Still, with the exception of her college term papers, McMillan had done little writing, although she was an avid reader. "In junior college at Los Angeles City College, I took Afro-American literature. That was my first introduction to black writers. I was amazed--Zora Neale Hurston, Frederick Douglass, Langston Hughes--there were a lot of people who inspired me." However, McMillan quickly points out that although Hurston and Hughes were a source of inspiration, she didn't consider trying to emulate them. "I was just reading them at the time, not thinking of myself in any way as a writer. I was just in awe that there were black people who wrote books." But McMillan believes their works had a subconscious effect on her. "Many years later, remembering their works affected me and my writing."

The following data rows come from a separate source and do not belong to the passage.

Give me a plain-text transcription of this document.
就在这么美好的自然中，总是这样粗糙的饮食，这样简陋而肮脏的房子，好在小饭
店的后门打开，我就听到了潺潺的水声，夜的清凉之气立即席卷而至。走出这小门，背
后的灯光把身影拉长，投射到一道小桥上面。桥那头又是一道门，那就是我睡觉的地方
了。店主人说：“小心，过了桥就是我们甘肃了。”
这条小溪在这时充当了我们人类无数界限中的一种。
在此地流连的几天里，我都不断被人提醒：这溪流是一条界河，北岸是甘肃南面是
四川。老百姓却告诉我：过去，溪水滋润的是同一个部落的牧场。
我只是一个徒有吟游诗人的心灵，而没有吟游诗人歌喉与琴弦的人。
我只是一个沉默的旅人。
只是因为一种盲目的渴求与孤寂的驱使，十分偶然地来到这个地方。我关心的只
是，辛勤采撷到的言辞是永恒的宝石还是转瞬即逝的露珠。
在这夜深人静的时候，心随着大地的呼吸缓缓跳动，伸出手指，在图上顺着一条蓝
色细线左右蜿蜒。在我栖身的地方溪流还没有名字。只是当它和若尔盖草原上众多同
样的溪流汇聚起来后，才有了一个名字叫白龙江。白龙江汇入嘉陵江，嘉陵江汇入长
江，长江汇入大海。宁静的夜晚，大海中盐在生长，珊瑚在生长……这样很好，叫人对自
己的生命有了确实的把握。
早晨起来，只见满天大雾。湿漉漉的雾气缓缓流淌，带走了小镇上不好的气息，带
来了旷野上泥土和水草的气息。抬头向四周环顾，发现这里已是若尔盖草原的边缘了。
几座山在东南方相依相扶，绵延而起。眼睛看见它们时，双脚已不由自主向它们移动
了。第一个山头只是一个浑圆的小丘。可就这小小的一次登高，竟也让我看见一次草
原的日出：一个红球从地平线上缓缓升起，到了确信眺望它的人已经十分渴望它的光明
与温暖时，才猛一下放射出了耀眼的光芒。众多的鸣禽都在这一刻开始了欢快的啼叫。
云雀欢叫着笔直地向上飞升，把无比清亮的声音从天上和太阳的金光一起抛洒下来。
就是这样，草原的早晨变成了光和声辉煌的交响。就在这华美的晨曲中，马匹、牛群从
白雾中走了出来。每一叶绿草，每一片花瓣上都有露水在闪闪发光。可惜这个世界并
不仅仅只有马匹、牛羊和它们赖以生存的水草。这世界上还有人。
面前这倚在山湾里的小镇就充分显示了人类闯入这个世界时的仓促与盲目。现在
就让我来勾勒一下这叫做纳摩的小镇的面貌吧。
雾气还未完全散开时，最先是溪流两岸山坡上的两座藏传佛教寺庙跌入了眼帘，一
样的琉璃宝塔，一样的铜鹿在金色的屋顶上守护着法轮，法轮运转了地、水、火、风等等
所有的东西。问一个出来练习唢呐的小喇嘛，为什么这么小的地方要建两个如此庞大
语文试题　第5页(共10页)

It wasn't until McMillan had enrolled at the University of California at Berkeley that writing began to ease its way into her life. "I was majoring in sociology, but a new magazine, Black Thoughts, was starting up, and they were drafting anyone they could find. So when they approached me, I said, `Sure, I can write a sentence or two.' I began writing editorials--mostly political articles." After that, McMillan was recruited as a writer for the university magazine.
When she had to declare her major in her junior year, it was obvious that sociology wasn't in her blood, but then writing wasn't the obvious choice for her either. "I wasn't clear on what I could do with my sociology major--besides becoming a social worker, and that didn't seem very fulfilling. But I was going to choose sociology anyway." Her advisor had a different point of view: "What about journalism?" he suggested. She was taken aback by his suggestion. "He had been reading my articles," McMillan says. "He pulled out of me that writing gave me a great deal of satisfaction." But even with her admission, McMillan still couldn't see writing as a career. "I only saw it as a hobby because it wasn't difficult for me," she says.
Then, her teacher asked her something that made her think a bit differently. "Whoever said that what you choose to do in life had to be difficult?" he asked her. McMillan thought that was a good question, but still, she was unsure. She confided all her doubts to her advisor: "I don't know many black writers," she argued. "I'm in college, I need a job when I get out." But her advisor had an answer for every one of her objections, and gave her a piece of advice she now gives to her own students, "He said, `You know, many people choose majors because they feel it's the right thing to do, or because it's the most intelligent thing to do, or because it's what their parents want them to do. Think about what you really want to do!'" A few days later, McMillan switched her major to journalism.
It didn't take her long, however, to discover that journalism didn't give her everything she was looking for either. "I found journalistic writing stifling," she says. "And then, in my senior year, I took a fiction class." The instructor was Ishmael Reed, the poet, essayist and satirical novelist. "That's basically how this started. Ishmael triggered a lot in me. He told me that I had a great voice and whatever I do, don't go to graduate school," McMillan recalled, chuckling. "He said the only thing that would make me a writer was to write," she adds, "and read!"